Der Trend, der mich beunruhigt: Immer mehr wird von Souveränität gesprochen, in dem Sinne, dass Russland den "Rest der Welt" überhaupt nicht berücksichtigen kann. In letzter Zeit sind Angriffe auf LGBT+ eskaliert. Homosexualität oder Gender-Identität, die nicht in die Kategorien "männlich" und "weiblich" passt, wird fast zum Verbrechen erklärt.
Hetze gegen Homosexuelle
Es gerät ins Lächerliche: In föderalen Fernsehsendern wird allen Ernstes von Regimentern homosexueller Nazis in der ukrainischen Armee gesprochen. Darüber hinaus gab es im Juni eine Gesetzesinitiative zum Verbot von "Homosexuellenpropaganda" für Erwachsene. Es gibt bereits ein Verbot, Kindern davon zu erzählen und jetzt hat man versucht, uns zu verbieten, überhaupt ein positives Bild von LGBT+ zu schaffen, weil es den "traditionellen russischen Werten" nicht entspricht. Ich weiß nicht, wie ich es erklären kann – das ist einfach zu komisch.
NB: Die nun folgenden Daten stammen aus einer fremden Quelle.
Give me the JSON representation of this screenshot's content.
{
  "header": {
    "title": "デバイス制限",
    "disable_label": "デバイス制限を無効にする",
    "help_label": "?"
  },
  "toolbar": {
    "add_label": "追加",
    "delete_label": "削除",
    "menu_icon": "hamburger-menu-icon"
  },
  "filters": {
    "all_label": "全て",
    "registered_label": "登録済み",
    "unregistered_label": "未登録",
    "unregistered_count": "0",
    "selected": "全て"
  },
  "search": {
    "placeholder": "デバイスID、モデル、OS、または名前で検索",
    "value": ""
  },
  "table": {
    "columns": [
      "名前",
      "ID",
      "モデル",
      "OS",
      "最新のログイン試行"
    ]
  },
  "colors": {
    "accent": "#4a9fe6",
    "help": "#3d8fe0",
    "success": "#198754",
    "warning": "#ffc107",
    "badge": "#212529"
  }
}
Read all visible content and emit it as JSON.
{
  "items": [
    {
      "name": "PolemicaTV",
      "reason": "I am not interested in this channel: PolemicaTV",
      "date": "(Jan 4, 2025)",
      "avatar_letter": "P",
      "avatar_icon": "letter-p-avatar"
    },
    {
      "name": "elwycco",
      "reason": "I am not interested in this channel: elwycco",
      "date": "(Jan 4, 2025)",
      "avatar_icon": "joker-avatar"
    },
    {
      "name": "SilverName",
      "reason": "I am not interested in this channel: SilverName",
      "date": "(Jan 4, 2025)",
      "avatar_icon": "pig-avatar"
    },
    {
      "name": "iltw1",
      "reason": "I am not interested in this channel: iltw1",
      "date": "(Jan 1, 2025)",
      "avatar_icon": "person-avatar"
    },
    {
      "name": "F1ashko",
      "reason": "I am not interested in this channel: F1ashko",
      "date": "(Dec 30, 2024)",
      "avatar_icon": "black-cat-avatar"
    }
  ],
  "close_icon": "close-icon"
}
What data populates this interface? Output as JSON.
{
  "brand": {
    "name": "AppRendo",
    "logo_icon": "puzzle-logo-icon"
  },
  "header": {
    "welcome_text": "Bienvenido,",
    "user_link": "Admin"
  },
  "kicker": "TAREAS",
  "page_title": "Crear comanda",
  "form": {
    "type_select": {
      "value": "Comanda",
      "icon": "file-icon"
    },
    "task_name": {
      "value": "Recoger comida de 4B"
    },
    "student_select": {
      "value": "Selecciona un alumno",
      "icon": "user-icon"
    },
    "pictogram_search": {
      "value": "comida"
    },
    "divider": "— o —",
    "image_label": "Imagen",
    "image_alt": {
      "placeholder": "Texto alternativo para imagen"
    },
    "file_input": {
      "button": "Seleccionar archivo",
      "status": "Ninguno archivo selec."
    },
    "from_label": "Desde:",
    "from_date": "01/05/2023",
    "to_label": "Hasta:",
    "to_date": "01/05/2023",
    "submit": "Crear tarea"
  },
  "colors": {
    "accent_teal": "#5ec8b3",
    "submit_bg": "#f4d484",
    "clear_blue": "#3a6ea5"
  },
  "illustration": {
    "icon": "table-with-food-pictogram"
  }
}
"Wir leben in einer Anti-Utopie" – das wiederholen die wenigen verbliebenen Oppositionspolitiker immer wieder. Die Frage ist nur, wie lange werden die Menschen bereit sein, dies zu ertragen?
*Anna heißt eigentlich anders. Zu ihrem Schutz hat die Redaktion ihren Namen geändert.